Do We Really Want the President to be Just Another Pundit?

Washington Post's Michael Gerson brings some sanity, perspective, and much needed reality to the Cordoba House debate and the president's statement on the subject. As pundits, bloggers, and political opportunists write column mile after column mile hammering Obama for standing with the Constitution, he reminds us that the president is actually The President, not some idiot talking head on cable news or a blogger with an ax to grind.

Oval Office[T]he view from the Oval Office differs from the view from a keyboard. A president does not merely have opinions; he has duties to the Constitution and to the citizens he serves -- including millions of Muslim citizens. His primary concern is not the sifting of sensitivities but the protection of the American people and the vindication of their rights.
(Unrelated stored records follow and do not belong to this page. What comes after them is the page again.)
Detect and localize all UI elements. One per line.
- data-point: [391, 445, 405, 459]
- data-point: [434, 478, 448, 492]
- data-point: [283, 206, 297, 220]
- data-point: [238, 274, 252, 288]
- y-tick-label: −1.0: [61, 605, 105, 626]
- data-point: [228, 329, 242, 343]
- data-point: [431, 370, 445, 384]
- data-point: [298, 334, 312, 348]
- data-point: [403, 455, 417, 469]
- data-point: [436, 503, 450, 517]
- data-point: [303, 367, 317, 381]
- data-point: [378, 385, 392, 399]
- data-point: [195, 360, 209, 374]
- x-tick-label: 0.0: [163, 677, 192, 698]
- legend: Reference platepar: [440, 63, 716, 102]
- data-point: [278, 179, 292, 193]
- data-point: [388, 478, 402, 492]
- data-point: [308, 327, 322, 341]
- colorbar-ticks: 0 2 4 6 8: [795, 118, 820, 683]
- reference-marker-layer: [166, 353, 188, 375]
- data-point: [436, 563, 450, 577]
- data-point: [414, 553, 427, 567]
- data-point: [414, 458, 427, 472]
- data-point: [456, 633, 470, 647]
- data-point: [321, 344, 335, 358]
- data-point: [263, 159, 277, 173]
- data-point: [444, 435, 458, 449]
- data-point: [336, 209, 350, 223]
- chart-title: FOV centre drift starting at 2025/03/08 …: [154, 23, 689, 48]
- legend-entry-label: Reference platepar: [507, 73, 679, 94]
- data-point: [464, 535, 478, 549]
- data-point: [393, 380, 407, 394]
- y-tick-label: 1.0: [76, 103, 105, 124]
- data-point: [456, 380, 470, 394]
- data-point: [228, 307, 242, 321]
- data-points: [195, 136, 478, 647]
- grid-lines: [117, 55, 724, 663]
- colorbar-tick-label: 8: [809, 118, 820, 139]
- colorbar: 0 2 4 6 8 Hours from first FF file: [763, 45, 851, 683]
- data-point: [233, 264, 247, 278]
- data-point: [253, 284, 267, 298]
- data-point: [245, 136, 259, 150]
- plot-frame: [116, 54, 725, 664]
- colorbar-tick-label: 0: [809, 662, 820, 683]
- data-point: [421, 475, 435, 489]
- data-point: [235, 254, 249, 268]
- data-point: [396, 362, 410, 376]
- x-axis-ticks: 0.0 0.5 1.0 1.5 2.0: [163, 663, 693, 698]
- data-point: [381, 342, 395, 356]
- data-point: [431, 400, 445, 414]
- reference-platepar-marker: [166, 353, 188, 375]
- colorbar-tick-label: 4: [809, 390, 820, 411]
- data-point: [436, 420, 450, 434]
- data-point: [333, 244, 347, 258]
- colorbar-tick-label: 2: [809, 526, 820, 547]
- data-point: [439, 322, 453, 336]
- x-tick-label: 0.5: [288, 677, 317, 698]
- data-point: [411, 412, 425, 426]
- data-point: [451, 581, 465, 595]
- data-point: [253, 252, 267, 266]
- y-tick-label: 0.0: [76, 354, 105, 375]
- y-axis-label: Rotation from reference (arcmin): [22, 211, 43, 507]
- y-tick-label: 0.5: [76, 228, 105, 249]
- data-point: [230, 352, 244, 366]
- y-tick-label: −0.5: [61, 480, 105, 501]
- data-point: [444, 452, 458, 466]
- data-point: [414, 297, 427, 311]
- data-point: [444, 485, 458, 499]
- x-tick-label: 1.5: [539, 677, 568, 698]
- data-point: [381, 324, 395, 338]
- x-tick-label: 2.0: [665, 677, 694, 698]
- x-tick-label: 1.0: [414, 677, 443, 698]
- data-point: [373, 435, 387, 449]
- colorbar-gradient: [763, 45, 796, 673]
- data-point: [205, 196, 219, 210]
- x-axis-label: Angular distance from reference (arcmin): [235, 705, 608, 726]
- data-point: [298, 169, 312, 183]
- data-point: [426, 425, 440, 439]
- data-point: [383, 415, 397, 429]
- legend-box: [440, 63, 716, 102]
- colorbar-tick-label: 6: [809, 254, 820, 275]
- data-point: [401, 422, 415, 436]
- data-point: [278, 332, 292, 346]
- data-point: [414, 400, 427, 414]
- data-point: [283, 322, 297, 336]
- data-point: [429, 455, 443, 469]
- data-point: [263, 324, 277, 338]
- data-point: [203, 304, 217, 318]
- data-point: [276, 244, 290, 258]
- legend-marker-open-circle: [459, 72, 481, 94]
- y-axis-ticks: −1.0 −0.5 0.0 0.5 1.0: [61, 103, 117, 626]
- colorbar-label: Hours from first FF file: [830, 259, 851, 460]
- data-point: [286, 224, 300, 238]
By this standard, Obama had no choice but the general path he took. No president, of any party or ideology, could tell millions of Americans that their sacred building desecrates American holy ground. This would understandably be taken as a presidential assault on the deepest beliefs of his fellow citizens. It would be an unprecedented act of sectarianism, alienating an entire faith tradition from the American experiment. If a church or synagogue can be built on a commercial street in Lower Manhattan, declaring a mosque off-limits would officially equate Islam with violence and terrorism. No president would consider making such a statement. And those commentators who urge the president to do so fundamentally misunderstand the presidency itself.


In short, the people expecting Obama to come out swinging against Cordoba House think of him as just another political blowhard, no more important to the country than Rush Limbaugh. They have a deep, deep misunderstanding of what America actually is -- not just of what the Constitution says.